Хлопали завершённому шедевру все: пятьдесят человек труппы, приёмная комиссия, администрация и техперсонал. Лишь режиссёр и драматург, потупив очи, скромно ожидали конца оваций.

Сато-сан поздравил всех с грядущей премьерой, заботливо попросил актёров хорошенько отдохнуть после обеда, выспаться, и назавтра, за полтора часа до премьеры, быть, как штык, в зрительном зале для религиозной синтоистской[64] службы. Объявление о такой службе в театре показалось мне более чем странным. Но, как известно, не суйся в калашный ряд с… ананасами.

* * *

Таня как-то нехотя вышла со мной из служебного входа в сторону крытой торговой галереи, в ресторанчик «окономияки». Ноги у меня подкашивались, и холодный ветер поддувал под юбку, морозя «низ». Но вновь и вновь мне надлежало актёрствовать, разыгрывая бравую походку и звучный стук каблуков-шпилек. Что-то в личности Татьяны мешало мне быть самой собой, надломленной тяжким горем, не имеющей мужества отвечать на звонки друзей и знакомых, прячущейся в туалетах и на лестничных клетках продуктовых, промтоварных магазинов и аптек, чтобы никто не видел то и дело наворачивающихся, а порой и текущих слёз. Тётя Лика говорила, что после кончины своей мамы целый год она бродила по улицам с глазами побитой собаки, качаясь из стороны в сторону, цепляясь за заборы и изгороди, чтобы не упасть. Целый год! Значит, мне остаётся одиннадцать месяцев двенадцать дней?

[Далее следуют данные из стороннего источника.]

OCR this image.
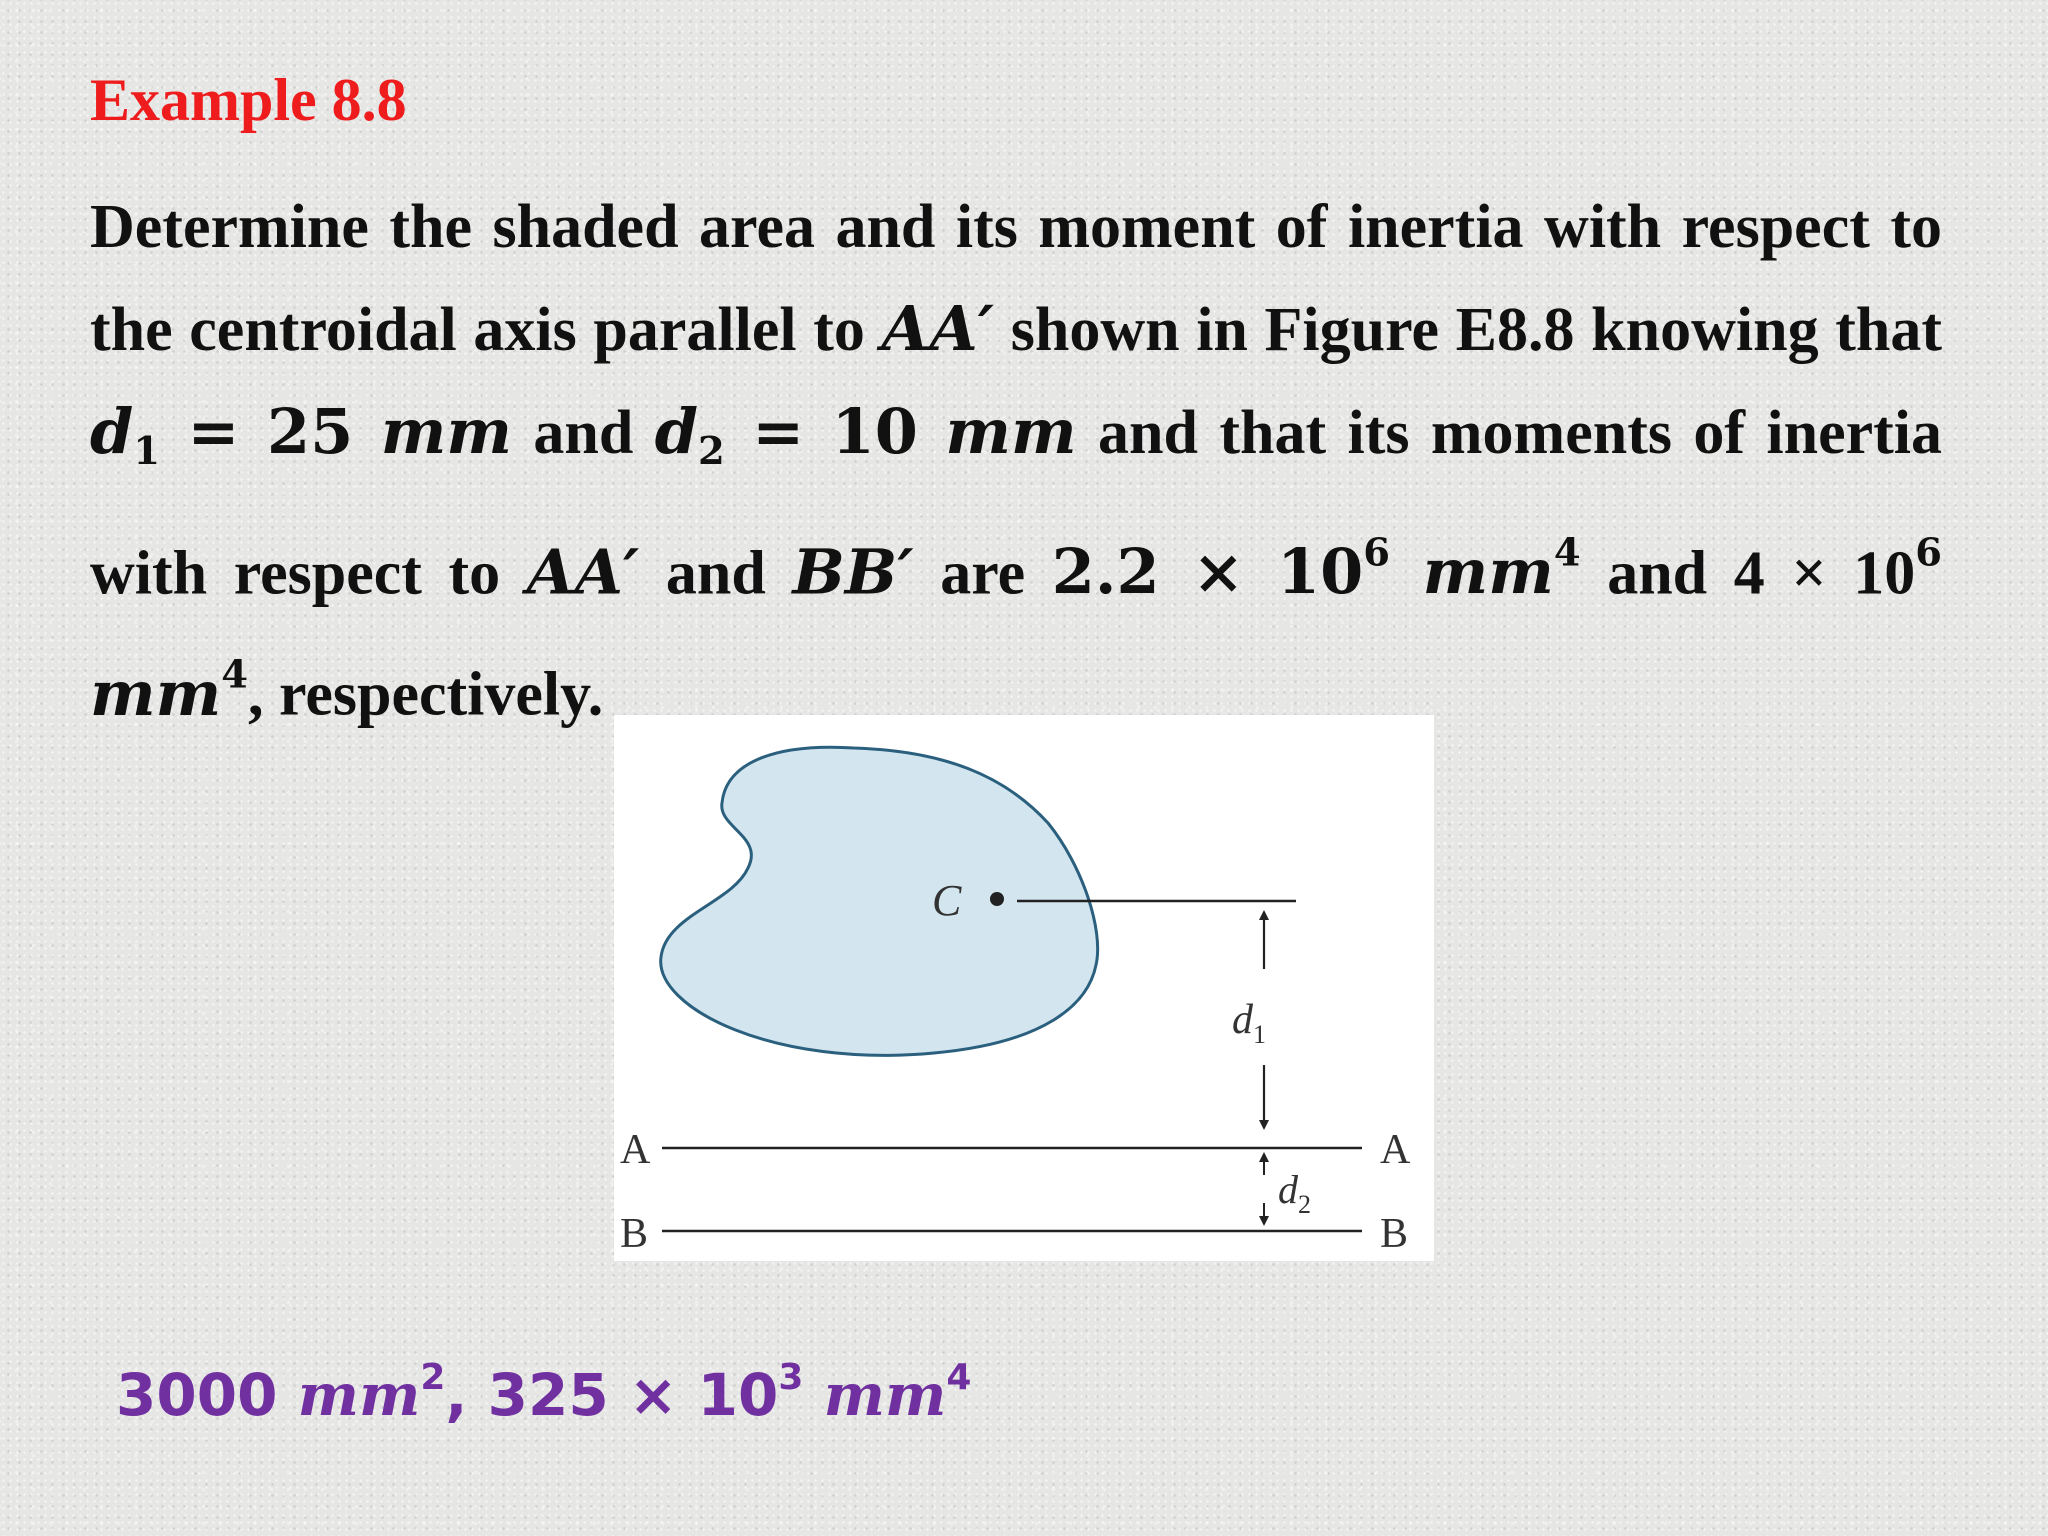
Example 8.8

Determine the shaded area and its moment of inertia with respect to the centroidal axis parallel to AA′ shown in Figure E8.8 knowing that $d_1 = 25$ mm and $d_2 = 10$ mm and that its moments of inertia with respect to AA′ and BB′ are $2.2 \times 10^6$ $mm^4$ and $4 \times 10^6$ $mm^4$, respectively.

C
$d_1$
A	A
$d_2$
B	B

3000 $mm^2$, $325 \times 10^3$ $mm^4$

Японской пиццы мне не хотелось. И разговор с Татьяной шёл вяло, пока парень из ресторанчика шлёпал на горячий противень, вделанный в стол, ингредиенты для пиццы.

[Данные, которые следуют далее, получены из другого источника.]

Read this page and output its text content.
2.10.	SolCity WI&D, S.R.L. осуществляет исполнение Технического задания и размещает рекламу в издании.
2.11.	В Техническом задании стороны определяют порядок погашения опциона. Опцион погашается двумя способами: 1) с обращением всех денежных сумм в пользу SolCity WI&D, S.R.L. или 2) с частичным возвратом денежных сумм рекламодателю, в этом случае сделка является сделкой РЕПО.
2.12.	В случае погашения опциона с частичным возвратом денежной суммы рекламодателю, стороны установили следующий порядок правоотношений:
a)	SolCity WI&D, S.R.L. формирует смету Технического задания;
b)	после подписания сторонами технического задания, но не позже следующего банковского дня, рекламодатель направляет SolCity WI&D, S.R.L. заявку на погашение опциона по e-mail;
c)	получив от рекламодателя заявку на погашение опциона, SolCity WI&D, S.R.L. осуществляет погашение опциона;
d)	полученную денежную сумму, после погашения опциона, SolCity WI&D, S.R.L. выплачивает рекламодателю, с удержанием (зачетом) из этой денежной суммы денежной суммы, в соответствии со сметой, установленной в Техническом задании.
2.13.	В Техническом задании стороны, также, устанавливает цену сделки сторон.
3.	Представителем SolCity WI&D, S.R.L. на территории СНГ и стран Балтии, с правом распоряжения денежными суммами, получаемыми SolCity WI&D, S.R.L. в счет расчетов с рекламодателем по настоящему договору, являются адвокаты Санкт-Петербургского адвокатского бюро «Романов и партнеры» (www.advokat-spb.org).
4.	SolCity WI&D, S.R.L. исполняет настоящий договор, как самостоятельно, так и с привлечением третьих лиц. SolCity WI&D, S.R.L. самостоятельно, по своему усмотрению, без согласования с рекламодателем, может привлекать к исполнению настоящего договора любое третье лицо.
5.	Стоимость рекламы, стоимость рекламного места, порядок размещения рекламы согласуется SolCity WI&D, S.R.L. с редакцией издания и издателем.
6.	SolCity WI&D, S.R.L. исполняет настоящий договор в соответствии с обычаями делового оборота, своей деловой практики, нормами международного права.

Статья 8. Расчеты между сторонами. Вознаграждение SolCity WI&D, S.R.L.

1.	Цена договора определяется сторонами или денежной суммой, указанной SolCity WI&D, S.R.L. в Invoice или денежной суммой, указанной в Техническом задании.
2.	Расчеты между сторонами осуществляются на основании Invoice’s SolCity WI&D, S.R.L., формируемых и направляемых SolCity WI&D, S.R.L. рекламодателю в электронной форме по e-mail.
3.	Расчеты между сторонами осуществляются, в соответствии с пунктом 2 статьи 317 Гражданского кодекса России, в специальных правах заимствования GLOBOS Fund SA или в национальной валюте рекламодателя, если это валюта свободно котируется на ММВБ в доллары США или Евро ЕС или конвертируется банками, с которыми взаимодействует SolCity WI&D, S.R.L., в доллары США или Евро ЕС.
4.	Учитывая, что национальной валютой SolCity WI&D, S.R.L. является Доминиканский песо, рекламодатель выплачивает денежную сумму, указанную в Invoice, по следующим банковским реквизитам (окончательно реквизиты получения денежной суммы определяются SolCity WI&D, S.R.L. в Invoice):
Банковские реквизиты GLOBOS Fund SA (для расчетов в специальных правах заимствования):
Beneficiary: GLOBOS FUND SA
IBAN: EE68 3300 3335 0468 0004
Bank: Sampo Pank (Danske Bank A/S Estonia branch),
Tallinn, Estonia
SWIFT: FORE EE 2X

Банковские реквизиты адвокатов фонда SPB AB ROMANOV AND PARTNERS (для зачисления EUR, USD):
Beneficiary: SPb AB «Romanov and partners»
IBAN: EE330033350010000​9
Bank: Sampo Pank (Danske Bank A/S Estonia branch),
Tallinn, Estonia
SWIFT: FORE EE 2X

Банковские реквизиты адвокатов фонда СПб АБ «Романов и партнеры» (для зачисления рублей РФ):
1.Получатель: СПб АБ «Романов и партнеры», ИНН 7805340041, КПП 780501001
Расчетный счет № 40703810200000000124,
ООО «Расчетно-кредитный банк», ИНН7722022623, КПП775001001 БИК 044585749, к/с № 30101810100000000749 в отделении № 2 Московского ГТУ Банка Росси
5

Съев деликатес Кансая и дежурно похвалив его, я оплатила свою часть счёта и мы пошли по улочке мимо служебного входа в театр. И даже не удивились, увидев лысину Кейширо-сан, выглядывающего из приоткрытой двери и изучающего ландшафт на наличие в нем противника – поклонников и поклонниц, досаждающих кумиру своим обожанием, наседающих на него и тычущих блокноты для автографов.

Кейширо-сан не нашёл вражеских точек. Зато нас усёк. Обрадовавшись, он задал очередной праздный вопрос:

– Ну что, подружки, в отель возвращаемся?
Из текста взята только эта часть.